A new investigation by InsSight Crime has revealed that a senior U.S. Department of Defense official previously led a think tank that published fabricated reports on the Venezuelan gang Tren de Aragua's presence in the United States.
Joseph Humire, recently appointed Acting Deputy Assistant Secretary of Defense for Western Hemisphere Affairs, headed the Center for a Secure Free Society (SFS) for more than a decade. While in that role, SFS operated a Tren de Aragua "activity monitor" that purported to track gang-related crimes in the U.S, the investigation found.
InSight Crime found at least five entries in the tracker that appeared to be entirely false, citing nonexistent local news articles and naming individuals who did not appear in police records. One of the events was posted on March 10, the day before Humire testified before Congress on immigration and security, where he alleged Venezuelan government involvement in the gang's U.S. operations — a claim echoed by President Donald Trump.
The think tank's current director, Leonardo Coutingho, acknowledged the errors to InSight Crime and promised to correct them, but most entries remained online when the outlet published the story. InSight Crime also noted that many of the tracker's other entries relied on unverified social media posts or partisan sources, inflating the gang's perceived footprint.
These disputed claims intersect with a broader political and intelligence dispute over the Trump administration's use of the Alien Enemies Act to deport Venezuelans accused of Tren de Aragua ties to a Salvadoran prison without due process.
A Rift in the Intelligence Community Regarding Tren de Aragua
The New York Times reported in late May, that an FBI memo — rejected by most other U.S. intelligence agencies — assessed "medium" confidence that some Venezuelan officials facilitated the migration of Tren de Aragua gang members to the U.S. to undermine public safety. The FBI's view was based largely on statements from seven detained migrants, some of whom may have had incentives to provide information that could aid their immigration cases.

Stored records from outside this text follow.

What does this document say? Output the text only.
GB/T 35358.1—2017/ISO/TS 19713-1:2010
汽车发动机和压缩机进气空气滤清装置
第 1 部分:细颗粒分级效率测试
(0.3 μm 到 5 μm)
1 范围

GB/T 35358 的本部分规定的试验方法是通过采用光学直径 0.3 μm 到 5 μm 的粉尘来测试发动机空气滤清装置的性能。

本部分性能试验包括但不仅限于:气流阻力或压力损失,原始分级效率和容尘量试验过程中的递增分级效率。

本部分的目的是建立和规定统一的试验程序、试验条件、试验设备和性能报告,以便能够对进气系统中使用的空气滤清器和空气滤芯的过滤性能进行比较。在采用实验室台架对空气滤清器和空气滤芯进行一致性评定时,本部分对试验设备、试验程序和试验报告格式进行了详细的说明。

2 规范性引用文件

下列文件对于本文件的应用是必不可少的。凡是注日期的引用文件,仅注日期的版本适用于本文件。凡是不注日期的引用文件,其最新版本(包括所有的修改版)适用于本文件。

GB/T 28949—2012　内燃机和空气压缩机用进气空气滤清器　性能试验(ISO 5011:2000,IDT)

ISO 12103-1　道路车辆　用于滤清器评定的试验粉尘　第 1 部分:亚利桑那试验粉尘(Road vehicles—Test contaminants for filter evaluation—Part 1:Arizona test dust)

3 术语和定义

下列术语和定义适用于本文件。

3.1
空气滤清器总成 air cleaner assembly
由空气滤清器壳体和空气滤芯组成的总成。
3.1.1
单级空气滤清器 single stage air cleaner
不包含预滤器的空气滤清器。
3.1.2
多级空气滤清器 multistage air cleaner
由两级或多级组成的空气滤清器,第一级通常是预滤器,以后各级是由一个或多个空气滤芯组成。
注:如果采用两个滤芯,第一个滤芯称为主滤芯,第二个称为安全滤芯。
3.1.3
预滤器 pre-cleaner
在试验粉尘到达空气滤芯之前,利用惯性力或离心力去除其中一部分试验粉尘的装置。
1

The National Intelligence Council, supported by the CIA and NSA, conducted an analysis drawing on the available evidence from all intelligence agencies and scrutinized whether the detainees "could credibly have access to the information reported" and whether they had offered details that could be corroborated.
The council ultimately concluded, in contradiction with the FBI, that "the Maduro regime probably does not have a policy of cooperating with TDA," and that available evidence did not support Trump's claim that Venezuela controls the gang.
"The National Intelligence Council produced a memo on Feb. 26 that concluded that Venezuela's government does not control the gang," explained the New York Times in its May report. "The memo noted that the F.B.I. did believe there were some links based on information the rest of the intelligence community did not think was credible."
"Still, on March 15, Mr. Trump signed a proclamation saying the opposite."
The administration's emphasis on Tren de Aragua has led some analysts to observe a pattern often seen in several countries around South America, where politicians have used the gang to link migration to crime and justify restrictive immigration measures.
Tren de Aragua Gang as a Political Tool
Experts consulted by Latin America Reports in early May claimed that the Trump administration's approach mirrors strategies used in countries like Colombia and Chile, where fear of the gang has been leveraged to stigmatize Venezuelan migrants despite the presence of far larger criminal organizations.
The report consulted with Phil Gunson, Senior Andes Analyst at Crisis Group, and Ronna Rísquez, author of the definitive book on the gang, who both agreed that the gang's actual threat in the U.S. remained unclear as of May of 2025 and that its political utility may outweigh its operational reality.
"It's expedient for the Trump administration to claim that Tren de Aragua is a terrorist organization because it facilitates a policy which actually has really nothing to do with that... presenting plausible excuses for a campaign of mass deportation," said Gunson at the time, while Rísquez added that "if we compare the Tren de Aragua with the actions carried out by Mexican cartels over the years, there is no equivalency."